Future of Molecular glues and application in CNS
Innovative assay systems are needed to identify viable molecular glues. They are more promising for Central Nervous Systems (CNS) applications, with the possibility of getting you to a point where you can design compounds that can go past the blood brain barrier. That remains the key challenge – optimizing the degraders for brain penetration. As for how to screen for start points for molecular glues, two approaches are suggested:
1) Start with existing E3 ligases and ligands and build libraries
2) Phenotypic cell-based approach looking for degradation of specific targets followed by deconvolution exercise.
Key considerations in PROTAC design
Mechanism of relevance is the key consideration in PROTAC design i.e. stabilizing ternary complexes to get better degraders, and kinetic pathways vs thermodynamic equilibrium.
One key question is whether these should be considered while designing PROTACs if it is more a case of retrospective analysis to understand the mechanism. One approach is to build the assays that can identify the mechanism that is prevalent – stability vs. dynamism. After that, try and characterize as soon as you have an active compound, and collect the data to understand the rules and applicability across degraders.

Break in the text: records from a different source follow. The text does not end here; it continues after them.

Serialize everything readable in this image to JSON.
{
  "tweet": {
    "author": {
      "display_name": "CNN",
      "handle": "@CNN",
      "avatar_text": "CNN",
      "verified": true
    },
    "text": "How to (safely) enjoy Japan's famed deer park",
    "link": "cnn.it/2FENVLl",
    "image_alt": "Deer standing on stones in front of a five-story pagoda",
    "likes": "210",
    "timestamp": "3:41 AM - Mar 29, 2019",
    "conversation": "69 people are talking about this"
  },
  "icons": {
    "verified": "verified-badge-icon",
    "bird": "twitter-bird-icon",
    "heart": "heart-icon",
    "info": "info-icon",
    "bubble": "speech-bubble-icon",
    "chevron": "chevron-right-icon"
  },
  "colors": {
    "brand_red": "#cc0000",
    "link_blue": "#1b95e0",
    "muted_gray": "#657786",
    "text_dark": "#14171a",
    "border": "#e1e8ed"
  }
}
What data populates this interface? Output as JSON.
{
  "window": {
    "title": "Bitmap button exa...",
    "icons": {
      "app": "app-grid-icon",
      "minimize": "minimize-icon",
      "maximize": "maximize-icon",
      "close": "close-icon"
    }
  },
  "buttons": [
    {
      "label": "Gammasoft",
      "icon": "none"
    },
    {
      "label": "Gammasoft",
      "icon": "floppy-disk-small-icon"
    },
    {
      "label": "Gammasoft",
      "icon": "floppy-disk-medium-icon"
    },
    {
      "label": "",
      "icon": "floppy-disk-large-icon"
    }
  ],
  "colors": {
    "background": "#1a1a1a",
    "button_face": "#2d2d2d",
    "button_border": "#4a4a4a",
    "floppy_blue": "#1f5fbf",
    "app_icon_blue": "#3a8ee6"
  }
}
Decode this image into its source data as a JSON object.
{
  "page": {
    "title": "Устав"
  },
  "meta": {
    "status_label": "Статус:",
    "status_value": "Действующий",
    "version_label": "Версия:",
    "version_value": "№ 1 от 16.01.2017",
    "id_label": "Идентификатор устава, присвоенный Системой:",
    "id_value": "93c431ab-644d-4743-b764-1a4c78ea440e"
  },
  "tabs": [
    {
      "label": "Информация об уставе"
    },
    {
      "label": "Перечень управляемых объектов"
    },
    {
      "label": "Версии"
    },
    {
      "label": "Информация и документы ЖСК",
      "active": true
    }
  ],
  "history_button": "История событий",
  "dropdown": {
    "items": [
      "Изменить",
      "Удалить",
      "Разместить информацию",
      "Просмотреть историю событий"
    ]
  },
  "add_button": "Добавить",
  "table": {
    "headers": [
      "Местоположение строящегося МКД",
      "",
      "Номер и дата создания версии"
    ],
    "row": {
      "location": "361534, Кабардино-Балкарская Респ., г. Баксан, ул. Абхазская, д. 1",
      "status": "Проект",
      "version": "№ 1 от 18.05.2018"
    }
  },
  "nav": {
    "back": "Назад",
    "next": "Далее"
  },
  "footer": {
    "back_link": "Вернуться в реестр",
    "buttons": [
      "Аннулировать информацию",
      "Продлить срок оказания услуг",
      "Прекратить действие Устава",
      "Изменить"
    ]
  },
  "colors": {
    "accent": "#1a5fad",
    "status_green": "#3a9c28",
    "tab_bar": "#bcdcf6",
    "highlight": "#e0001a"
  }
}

Picking the right E3 ligase for your target
Since there are limited ligases currently, an experimental approach is viable to identify a suitable one. A bioinformatics approach evaluating all 600 and trying to narrow down is possible. However, there are limited E3 ligases with ligands discovered as of now – the list gets cut down quickly. Expression profile against different tissues can also be used to narrow down the list. Over the next few years, a commonly accepted panel of optimal ligases is likely to emerge.